The 16 to 33 million cases of typhoid fever that occur each year, principally in Southeast Asia, result in approximately 600,000 deaths. Currently licensed typhoid vaccines are only about 70 percent effective in older children and adults and fail to protect young children; consequently, routine immunization programs don't include typhoid vaccine. NIH and Vietnamese investigators report that a new Salmonella typhi conjugate vaccine, constructed analogously to Haemophilus influenzae vaccine, has high protective efficacy in young children.

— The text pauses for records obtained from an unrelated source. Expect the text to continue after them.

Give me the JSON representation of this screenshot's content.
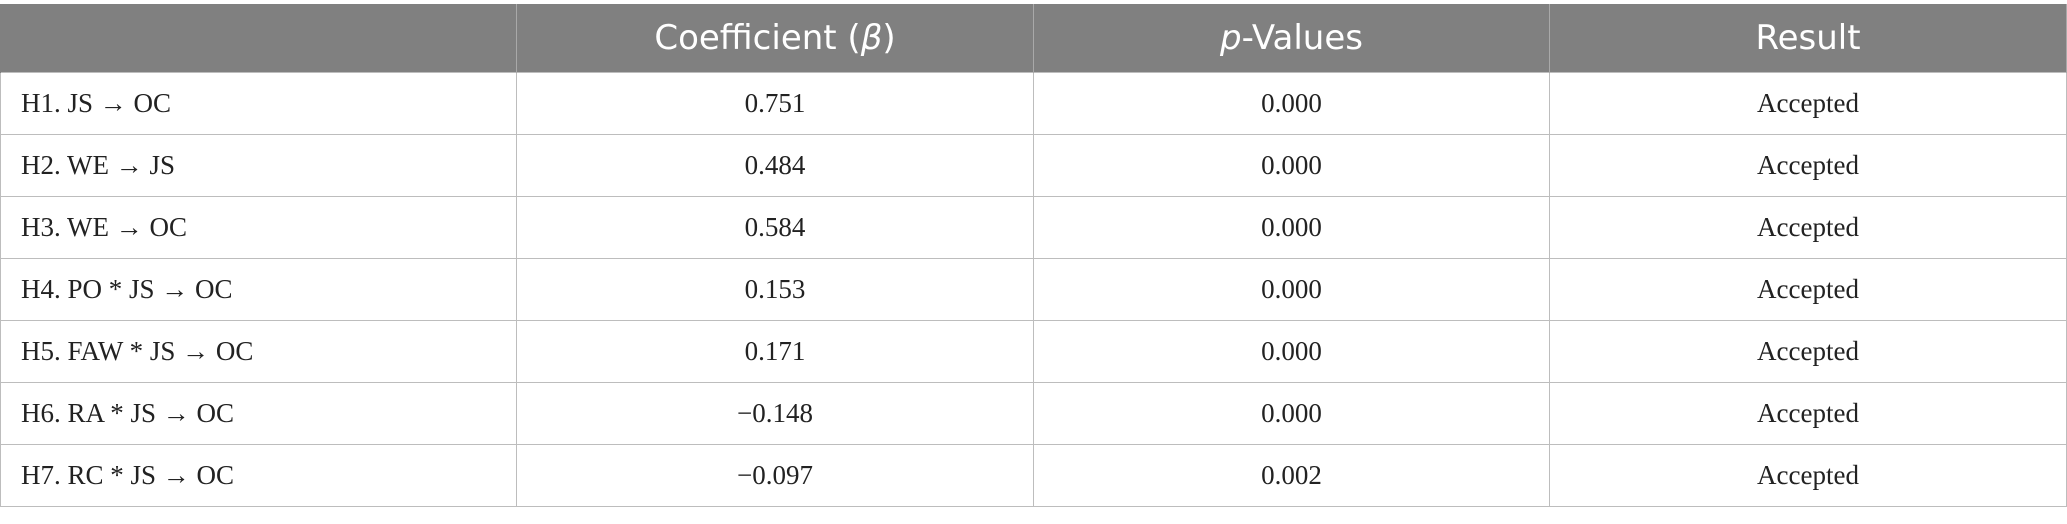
{
  "table": {
    "headers": {
      "col1": "",
      "col2_prefix": "Coefficient (",
      "col2_symbol": "β",
      "col2_suffix": ")",
      "col3_italic": "p",
      "col3_rest": "-Values",
      "col4": "Result"
    },
    "rows": [
      {
        "hypothesis": "H1. JS → OC",
        "coefficient": "0.751",
        "p_value": "0.000",
        "result": "Accepted"
      },
      {
        "hypothesis": "H2. WE → JS",
        "coefficient": "0.484",
        "p_value": "0.000",
        "result": "Accepted"
      },
      {
        "hypothesis": "H3. WE → OC",
        "coefficient": "0.584",
        "p_value": "0.000",
        "result": "Accepted"
      },
      {
        "hypothesis": "H4. PO * JS → OC",
        "coefficient": "0.153",
        "p_value": "0.000",
        "result": "Accepted"
      },
      {
        "hypothesis": "H5. FAW * JS → OC",
        "coefficient": "0.171",
        "p_value": "0.000",
        "result": "Accepted"
      },
      {
        "hypothesis": "H6. RA * JS → OC",
        "coefficient": "−0.148",
        "p_value": "0.000",
        "result": "Accepted"
      },
      {
        "hypothesis": "H7. RC * JS → OC",
        "coefficient": "−0.097",
        "p_value": "0.002",
        "result": "Accepted"
      }
    ]
  }
}
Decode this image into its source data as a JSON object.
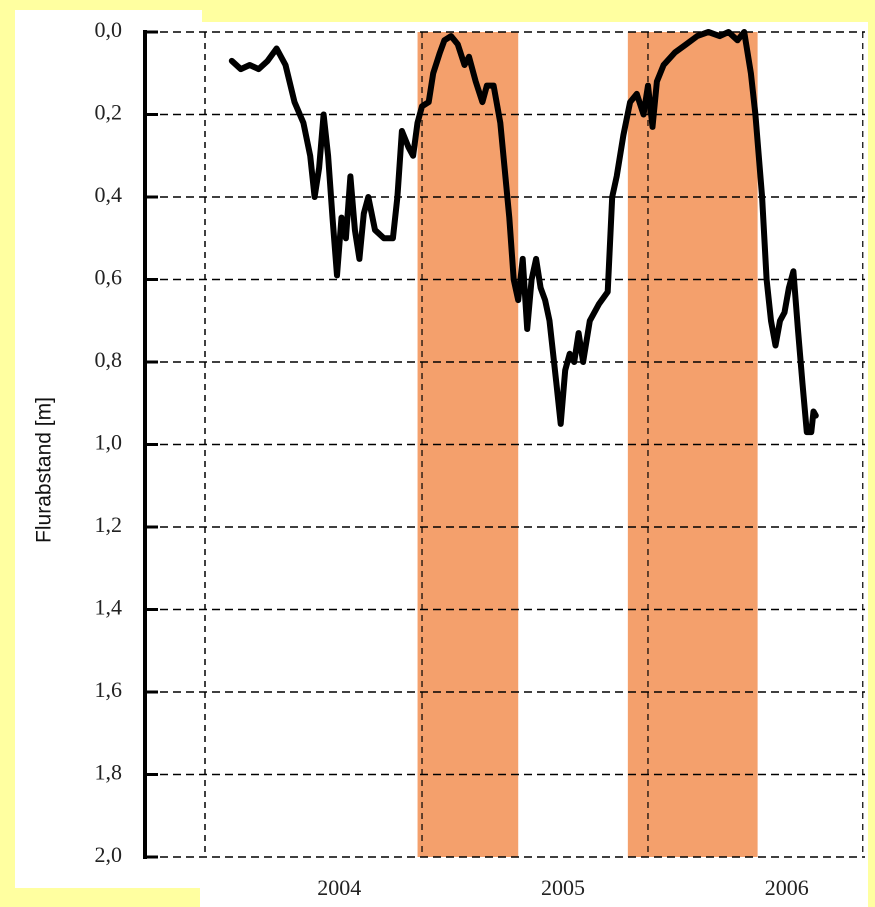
{
  "chart_data": {
    "type": "line",
    "y_label": "Flurabstand [m]",
    "ylim": [
      2,
      0
    ],
    "yticks": [
      {
        "value": 0,
        "label": "0,0"
      },
      {
        "value": 0.2,
        "label": "0,2"
      },
      {
        "value": 0.4,
        "label": "0,4"
      },
      {
        "value": 0.6,
        "label": "0,6"
      },
      {
        "value": 0.8,
        "label": "0,8"
      },
      {
        "value": 1,
        "label": "1,0"
      },
      {
        "value": 1.2,
        "label": "1,2"
      },
      {
        "value": 1.4,
        "label": "1,4"
      },
      {
        "value": 1.6,
        "label": "1,6"
      },
      {
        "value": 1.8,
        "label": "1,8"
      },
      {
        "value": 2,
        "label": "2,0"
      }
    ],
    "xlim": [
      2003.4,
      2006.35
    ],
    "xticks": [
      2004,
      2005,
      2006
    ],
    "xgrid": [
      2004.37,
      2005.38,
      2006.34
    ],
    "grid": true,
    "shaded_ranges": [
      [
        2004.35,
        2004.8
      ],
      [
        2005.29,
        2005.87
      ]
    ],
    "shade_color": "#f4a06c",
    "color": "#000000",
    "x": [
      2003.52,
      2003.56,
      2003.6,
      2003.64,
      2003.68,
      2003.72,
      2003.76,
      2003.8,
      2003.84,
      2003.87,
      2003.89,
      2003.91,
      2003.93,
      2003.95,
      2003.97,
      2003.99,
      2004.01,
      2004.03,
      2004.05,
      2004.07,
      2004.09,
      2004.11,
      2004.13,
      2004.16,
      2004.2,
      2004.24,
      2004.26,
      2004.28,
      2004.31,
      2004.33,
      2004.35,
      2004.37,
      2004.4,
      2004.42,
      2004.45,
      2004.47,
      2004.5,
      2004.53,
      2004.56,
      2004.58,
      2004.61,
      2004.64,
      2004.66,
      2004.69,
      2004.72,
      2004.76,
      2004.78,
      2004.8,
      2004.82,
      2004.84,
      2004.86,
      2004.88,
      2004.9,
      2004.92,
      2004.94,
      2004.97,
      2004.99,
      2005.01,
      2005.03,
      2005.05,
      2005.07,
      2005.09,
      2005.12,
      2005.16,
      2005.2,
      2005.22,
      2005.24,
      2005.27,
      2005.3,
      2005.33,
      2005.36,
      2005.38,
      2005.4,
      2005.42,
      2005.45,
      2005.5,
      2005.55,
      2005.6,
      2005.65,
      2005.7,
      2005.74,
      2005.78,
      2005.81,
      2005.84,
      2005.86,
      2005.89,
      2005.91,
      2005.93,
      2005.95,
      2005.97,
      2005.99,
      2006.01,
      2006.03,
      2006.05,
      2006.07,
      2006.09,
      2006.11,
      2006.12,
      2006.13
    ],
    "values": [
      0.07,
      0.09,
      0.08,
      0.09,
      0.07,
      0.04,
      0.08,
      0.17,
      0.22,
      0.3,
      0.4,
      0.33,
      0.2,
      0.3,
      0.45,
      0.59,
      0.45,
      0.5,
      0.35,
      0.48,
      0.55,
      0.44,
      0.4,
      0.48,
      0.5,
      0.5,
      0.4,
      0.24,
      0.28,
      0.3,
      0.22,
      0.18,
      0.17,
      0.1,
      0.05,
      0.02,
      0.01,
      0.03,
      0.08,
      0.06,
      0.12,
      0.17,
      0.13,
      0.13,
      0.22,
      0.45,
      0.6,
      0.65,
      0.55,
      0.72,
      0.6,
      0.55,
      0.62,
      0.65,
      0.7,
      0.85,
      0.95,
      0.82,
      0.78,
      0.8,
      0.73,
      0.8,
      0.7,
      0.66,
      0.63,
      0.4,
      0.35,
      0.25,
      0.17,
      0.15,
      0.2,
      0.13,
      0.23,
      0.12,
      0.08,
      0.05,
      0.03,
      0.01,
      0,
      0.01,
      0,
      0.02,
      0,
      0.1,
      0.2,
      0.4,
      0.6,
      0.7,
      0.76,
      0.7,
      0.68,
      0.62,
      0.58,
      0.72,
      0.85,
      0.97,
      0.97,
      0.92,
      0.93
    ]
  }
}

This double-blind, randomized, NIH- and manufacturer-supported trial was designed to evaluate a new typhoid vaccine comprising the capsular polysaccharide of S. typhi, Vi, conjugated to nontoxic recombinant Pseudomonas aeruginosa exotoxin A (Vi-rEPA). Active surveillance of 11,091 children, 2 to 5 years old, residing in the typhoid-endemic Mekong Delta of Vietnam, lasted for 27 months. Four of 5525 children who received 2 injections of Vi-rEPA (6 weeks apart) in 1998 developed blood-culture-positive typhoid fever, compared with 47 of 5566 placebo-inoculated children (efficacy, 91.5 percent). One of 388 children who received 1 vaccine injection developed typhoid fever, compared with 8 of 383 placebo recipients (efficacy, 87.7 percent). All 21 children requiring hospitalization were placebo recipients. No serious vaccine-associated adverse effects occurred; 20 Vi-rEPA recipients had arm swelling of more than 5 cm after their second injection. All 36 children studied serologically developed at least 10-fold rises in serum IgG Vi antibodies 4 weeks after their second injection of Vi-rEPA. Serologic responses persisted for at least 2 years in vaccinees.

Comment: Vi-rEPA is a highly effective vaccine in young children, representing a major advance in potential control of typhoid fever. The antibody levels it induces strongly suggest that it would also be highly protective in older children and adults, including travelers, laboratory workers, and military populations. If Vi-rEPA also proves immunogenic and safe for infants, it should be added to WHO global immunization programs.

— N Blacklow

Published in Journal Watch Infectious Diseases May 10, 2001

Citation(s):

Lin FY et al. The efficacy of a Salmonella typhi Vi conjugate vaccine in two-to-five- year-old children. N Engl J Med 2001 Apr 26 344 1263-1269.

Guerrant RL and Kosek M. Polysaccharide conjugate typhoid vaccine. N Engl J Med 2001 Apr 26 344 1322-1323.